Joss Ackland: a beacon of power on British stage and screen
The late Joss Ackland was a remarkable actor who contributed greatly to the British entertainment industry. He appeared in over 130 television and film productions and was steadily employed. Although he often played supporting roles, he was unforgettable in his role as CS Lewis in the 1985 TV series Shadowlands. Ackland had an exceptional talent for projecting a calm demeanor while also exuding great power and authority. These abilities were showcased in four stage performances that left a lasting impression on me.
It is a challenging task for an actor to portray a humble and kind character, and Ackland perfectly executed it in John Osborne's play, The Hotel in Amsterdam, which premiered at the Royal Court in 1968. Ackland played the role of Gus, a video editor who, alongside his friends, escapes a dominant producer for a weekend. Gus, who is very particular about his health and always anxious, has a wife who is being pursued by a captivating writer. Even though Gus was the object of mockery among his peers, Ackland portrayed him with an unforgettable serene and happy demeanor.
Ackland, a seasoned Shakespearean actor, played the role of Falstaff in Henry IV, which was a completely different role than what Shakespeare had intended for the character. The RSC debuted this play at the Barbican in 1982. Ackland had already played in Shakespearean plays at the Old Vic, but his performance in RSC was extraordinary. I remember calling it a great performance because he portrayed the complex character of Falstaff perfectly. In addition to being a humorous symbol for kindness, Falstaff is also a realistic, harsh truth-seeker. Ackland played Falstaff in a sportive manner as well. During the mock-play scene at the Eastcheap tavern, Ackland's character King expressed a twisted joy when asked to play the role of the king.

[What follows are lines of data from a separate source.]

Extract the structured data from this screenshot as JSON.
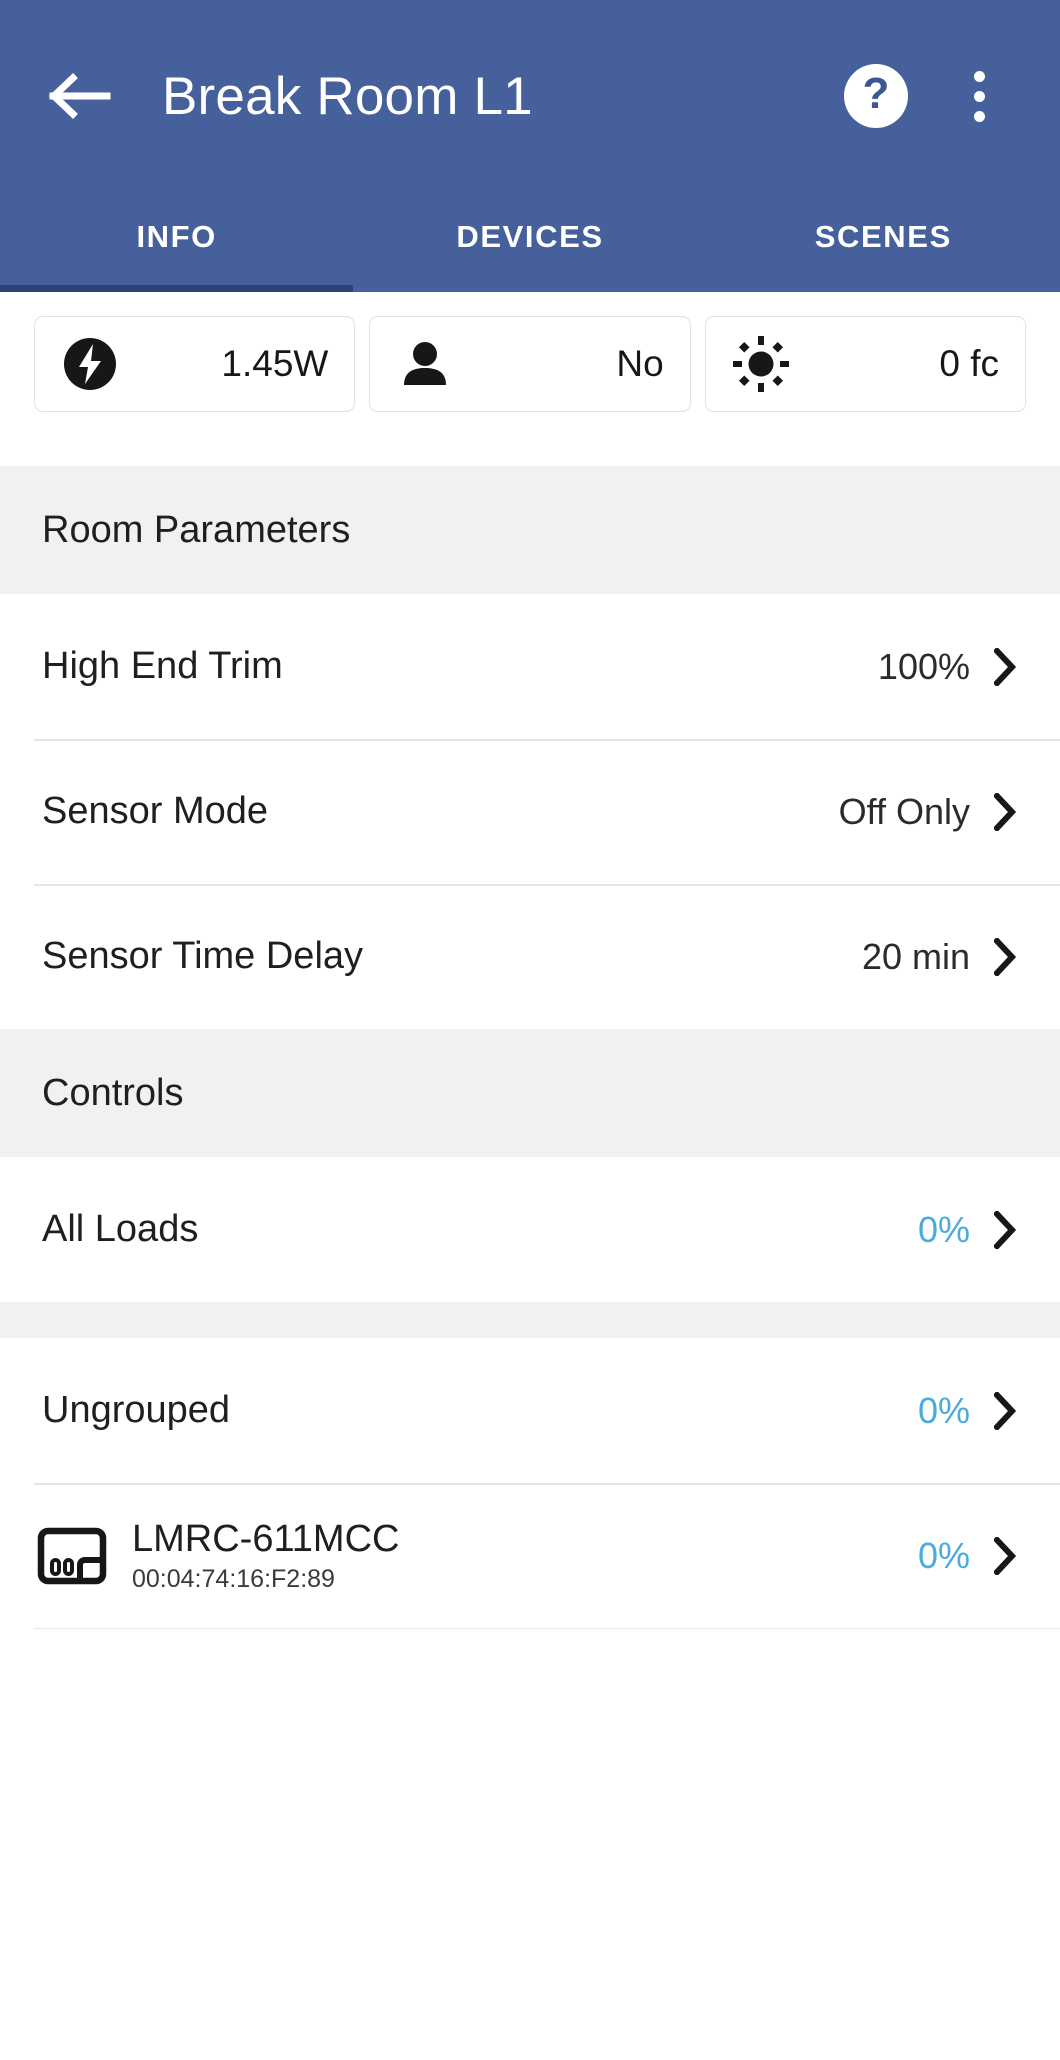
{
  "appbar": {
    "back_icon": "arrow-left-icon",
    "title": "Break Room L1",
    "help_label": "?",
    "help_icon": "help-circle-icon",
    "overflow_icon": "more-vertical-icon",
    "background_color": "#45609B"
  },
  "tabs": [
    {
      "label": "INFO",
      "active": true
    },
    {
      "label": "DEVICES",
      "active": false
    },
    {
      "label": "SCENES",
      "active": false
    }
  ],
  "status_cards": [
    {
      "icon": "power-bolt-icon",
      "value": "1.45W"
    },
    {
      "icon": "person-occupancy-icon",
      "value": "No"
    },
    {
      "icon": "sun-brightness-icon",
      "value": "0 fc"
    }
  ],
  "sections": [
    {
      "header": "Room Parameters",
      "rows": [
        {
          "label": "High End Trim",
          "value": "100%",
          "accent": false,
          "chevron": "chevron-right-icon"
        },
        {
          "label": "Sensor Mode",
          "value": "Off Only",
          "accent": false,
          "chevron": "chevron-right-icon"
        },
        {
          "label": "Sensor Time Delay",
          "value": "20 min",
          "accent": false,
          "chevron": "chevron-right-icon"
        }
      ]
    },
    {
      "header": "Controls",
      "rows": [
        {
          "label": "All Loads",
          "value": "0%",
          "accent": true,
          "chevron": "chevron-right-icon"
        }
      ]
    }
  ],
  "group": {
    "label": "Ungrouped",
    "value": "0%",
    "chevron": "chevron-right-icon"
  },
  "device": {
    "icon": "relay-module-icon",
    "name": "LMRC-611MCC",
    "mac": "00:04:74:16:F2:89",
    "value": "0%",
    "chevron": "chevron-right-icon"
  },
  "colors": {
    "header_blue": "#45609B",
    "tab_indicator": "#2E4373",
    "accent_blue": "#4AABDC",
    "section_bg": "#F1F1F1",
    "text_primary": "#1F1F22"
  }
}
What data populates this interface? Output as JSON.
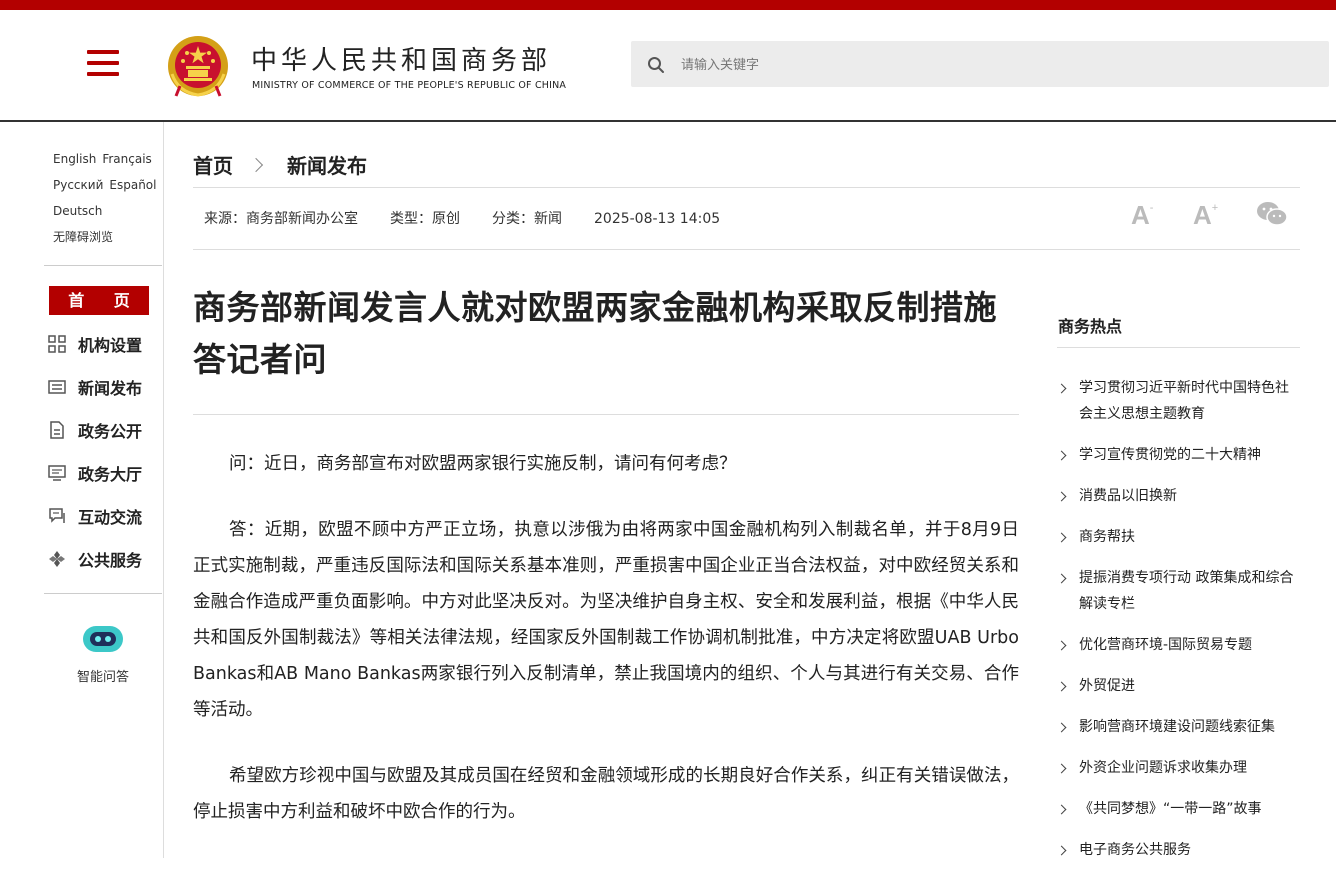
{
  "header": {
    "title": "中华人民共和国商务部",
    "subtitle": "MINISTRY OF COMMERCE OF THE PEOPLE'S REPUBLIC OF CHINA",
    "search_placeholder": "请输入关键字",
    "brand_color": "#b30000"
  },
  "sidebar": {
    "languages": [
      "English",
      "Français",
      "Русский",
      "Español",
      "Deutsch",
      "无障碍浏览"
    ],
    "home": "首 页",
    "items": [
      {
        "label": "机构设置",
        "icon": "grid-icon"
      },
      {
        "label": "新闻发布",
        "icon": "news-icon"
      },
      {
        "label": "政务公开",
        "icon": "document-icon"
      },
      {
        "label": "政务大厅",
        "icon": "monitor-icon"
      },
      {
        "label": "互动交流",
        "icon": "chat-icon"
      },
      {
        "label": "公共服务",
        "icon": "service-icon"
      }
    ],
    "assistant_label": "智能问答"
  },
  "breadcrumb": {
    "home": "首页",
    "current": "新闻发布"
  },
  "meta": {
    "source": "来源：商务部新闻办公室",
    "type": "类型：原创",
    "category": "分类：新闻",
    "datetime": "2025-08-13 14:05"
  },
  "tools": {
    "font_decrease": "A",
    "font_increase": "A",
    "minus": "-",
    "plus": "+"
  },
  "article": {
    "title": "商务部新闻发言人就对欧盟两家金融机构采取反制措施答记者问",
    "paragraphs": [
      "问：近日，商务部宣布对欧盟两家银行实施反制，请问有何考虑？",
      "答：近期，欧盟不顾中方严正立场，执意以涉俄为由将两家中国金融机构列入制裁名单，并于8月9日正式实施制裁，严重违反国际法和国际关系基本准则，严重损害中国企业正当合法权益，对中欧经贸关系和金融合作造成严重负面影响。中方对此坚决反对。为坚决维护自身主权、安全和发展利益，根据《中华人民共和国反外国制裁法》等相关法律法规，经国家反外国制裁工作协调机制批准，中方决定将欧盟UAB Urbo Bankas和AB Mano Bankas两家银行列入反制清单，禁止我国境内的组织、个人与其进行有关交易、合作等活动。",
      "希望欧方珍视中国与欧盟及其成员国在经贸和金融领域形成的长期良好合作关系，纠正有关错误做法，停止损害中方利益和破坏中欧合作的行为。"
    ]
  },
  "hot": {
    "title": "商务热点",
    "items": [
      "学习贯彻习近平新时代中国特色社会主义思想主题教育",
      "学习宣传贯彻党的二十大精神",
      "消费品以旧换新",
      "商务帮扶",
      "提振消费专项行动 政策集成和综合解读专栏",
      "优化营商环境-国际贸易专题",
      "外贸促进",
      "影响营商环境建设问题线索征集",
      "外资企业问题诉求收集办理",
      "《共同梦想》“一带一路”故事",
      "电子商务公共服务"
    ]
  }
}
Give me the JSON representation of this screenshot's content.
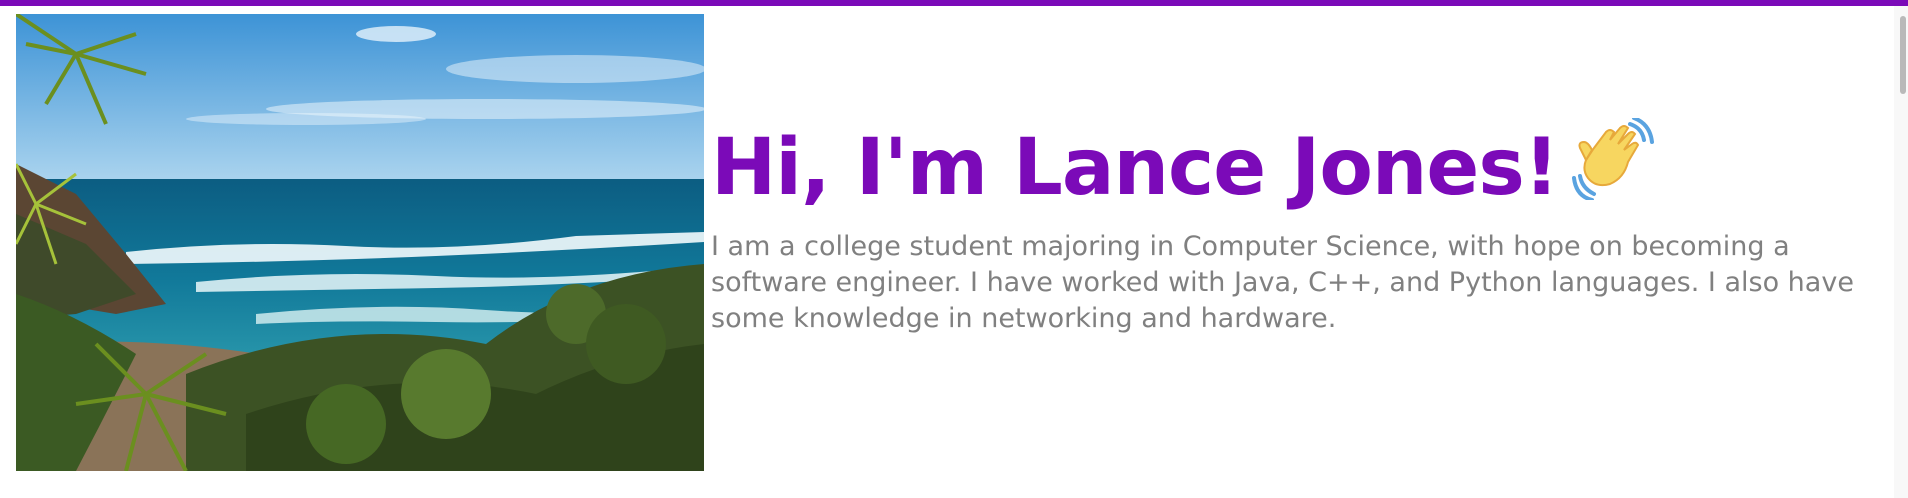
{
  "theme": {
    "accent": "#7b0ab8",
    "bio_color": "#808080"
  },
  "hero": {
    "image_icon": "beach-landscape-image",
    "heading": "Hi, I'm Lance Jones!",
    "heading_icon": "waving-hand-icon",
    "bio": "I am a college student majoring in Computer Science, with hope on becoming a software engineer. I have worked with Java, C++, and Python languages. I also have some knowledge in networking and hardware."
  }
}
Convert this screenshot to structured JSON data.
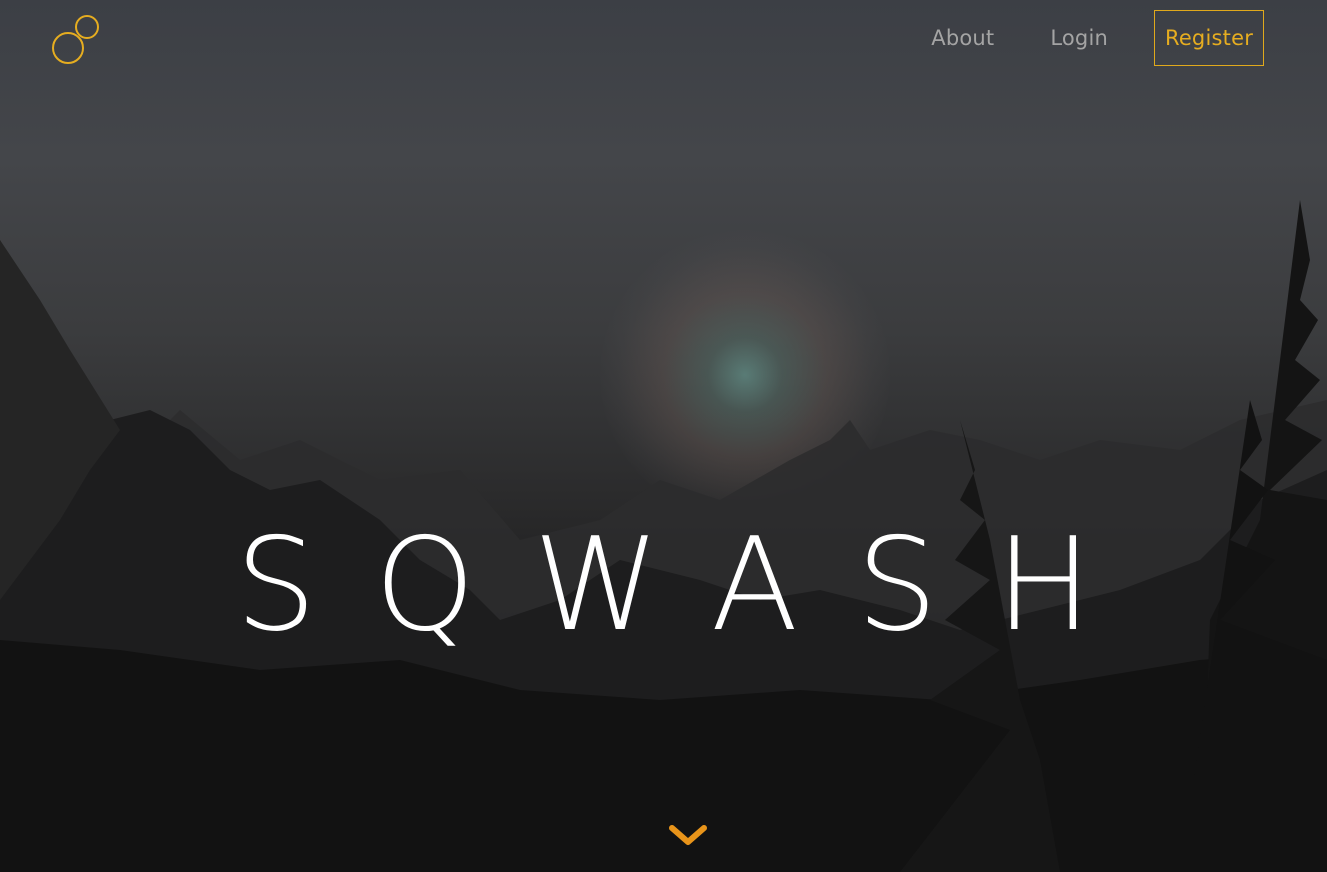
{
  "brand": {
    "logo_icon": "interlinked-rings-icon",
    "accent_color": "#e6ad20"
  },
  "nav": {
    "about_label": "About",
    "login_label": "Login",
    "register_label": "Register"
  },
  "hero": {
    "title": "SQWASH",
    "scroll_icon": "chevron-down-icon",
    "scroll_icon_color": "#e8941a"
  }
}
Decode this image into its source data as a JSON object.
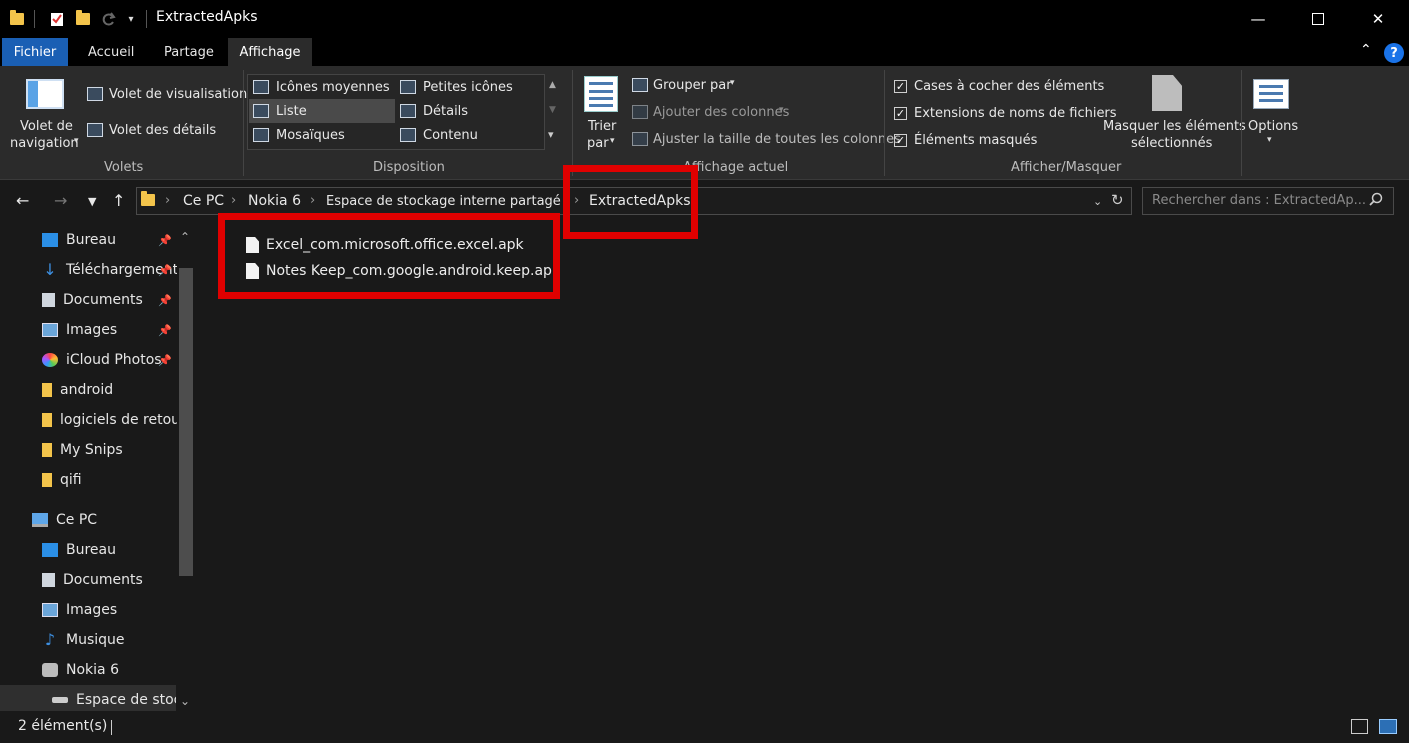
{
  "window": {
    "title": "ExtractedApks"
  },
  "tabs": [
    {
      "label": "Fichier"
    },
    {
      "label": "Accueil"
    },
    {
      "label": "Partage"
    },
    {
      "label": "Affichage"
    }
  ],
  "ribbon": {
    "panes": {
      "nav_pane_label_1": "Volet de",
      "nav_pane_label_2": "navigation",
      "preview_pane": "Volet de visualisation",
      "details_pane": "Volet des détails",
      "group_label": "Volets"
    },
    "layout": {
      "items": [
        "Icônes moyennes",
        "Petites icônes",
        "Liste",
        "Détails",
        "Mosaïques",
        "Contenu"
      ],
      "group_label": "Disposition"
    },
    "current_view": {
      "sort_label_1": "Trier",
      "sort_label_2": "par",
      "group_by": "Grouper par",
      "add_columns": "Ajouter des colonnes",
      "size_columns": "Ajuster la taille de toutes les colonnes",
      "group_label": "Affichage actuel"
    },
    "show_hide": {
      "item_checkboxes": "Cases à cocher des éléments",
      "file_extensions": "Extensions de noms de fichiers",
      "hidden_items": "Éléments masqués",
      "hide_selected_1": "Masquer les éléments",
      "hide_selected_2": "sélectionnés",
      "group_label": "Afficher/Masquer"
    },
    "options": "Options"
  },
  "address": {
    "crumbs": [
      "Ce PC",
      "Nokia 6",
      "Espace de stockage interne partagé",
      "ExtractedApks"
    ],
    "search_placeholder": "Rechercher dans : ExtractedAp..."
  },
  "nav_pane": {
    "quick_access": [
      {
        "label": "Bureau",
        "pinned": true
      },
      {
        "label": "Téléchargements",
        "pinned": true
      },
      {
        "label": "Documents",
        "pinned": true
      },
      {
        "label": "Images",
        "pinned": true
      },
      {
        "label": "iCloud Photos",
        "pinned": true
      },
      {
        "label": "android"
      },
      {
        "label": "logiciels de retou"
      },
      {
        "label": "My Snips"
      },
      {
        "label": "qifi"
      }
    ],
    "this_pc": "Ce PC",
    "pc_items": [
      {
        "label": "Bureau"
      },
      {
        "label": "Documents"
      },
      {
        "label": "Images"
      },
      {
        "label": "Musique"
      },
      {
        "label": "Nokia 6"
      },
      {
        "label": "Espace de stoc"
      }
    ]
  },
  "files": [
    {
      "name": "Excel_com.microsoft.office.excel.apk"
    },
    {
      "name": "Notes Keep_com.google.android.keep.apk"
    }
  ],
  "status": {
    "count": "2 élément(s)"
  },
  "colors": {
    "accent": "#1a5fb4",
    "highlight": "#e00000",
    "folder": "#f3c44b"
  }
}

In two major musical productions directed by Hal Prince, Ackland showcased his impressive range by portraying characters who could seamlessly switch between ordinary and extraordinary situations. In the 1975 Adelphi rendition of Stephen Sondheim's A Little Night Music, Ackland tackled the role of Fredrik Egerman, a middle-aged lawyer torn between sexual frustration with his young wife and a strong attraction to the charming actress Desiree Armfeldt. Ackland's portrayal deftly captured Egerman's complex mix of longing and memories of earlier romantic bliss with Desiree. Prince was so taken with Ackland's talent that he quickly cast him as Argentinian president Juan Perón in the Andrew Lloyd Webber-Tim Rice musical Evita in 1978. While the show itself was a bit controversial in its portrayal of the glamorous but controversial Eva Perón, Ackland's performance was widely praised for his commanding presence and excellence in the role of a powerful political figure who could have made it to the very top even without his wife's charisma.
Ackland had a remarkable talent for depicting genuine and honest characters who were often overwhelmed by their circumstances. He showcased this ability in various movies throughout his career, with two particular examples standing out. The first was in the film White Mischief, which was released in 1987. In this movie, Ackland played a character who was part of a group of wealthy Kenyan socialites called the Happy Valley set. His character was accused of killing his wife's lover and had to face trial. Interestingly, this role may have held special significance for Ackland, as he spent some time managing a tea plantation in Kenya in 1954 and could have had personal connections to the story.
One of his outstanding acting moments was in a TV show written by Michael Frayn entitled "First and Last" in 1989. In this production, Ackland portrayed an elderly man who travels on foot from Land's End to John o' Groats. This program holds a special place in my heart as I passionately argued for it to receive the prime drama award when I served on the Bafta committee. Although I lost the vote, Ackland's exceptional portrayal of a man who undertakes a physically and emotionally demanding endeavor due to a blend of his own ambition and troubled marriage remains etched in my memory. This performance is a testament to Ackland's unparalleled talent in illustrating the depth that lies beneath an apparently ordinary exterior.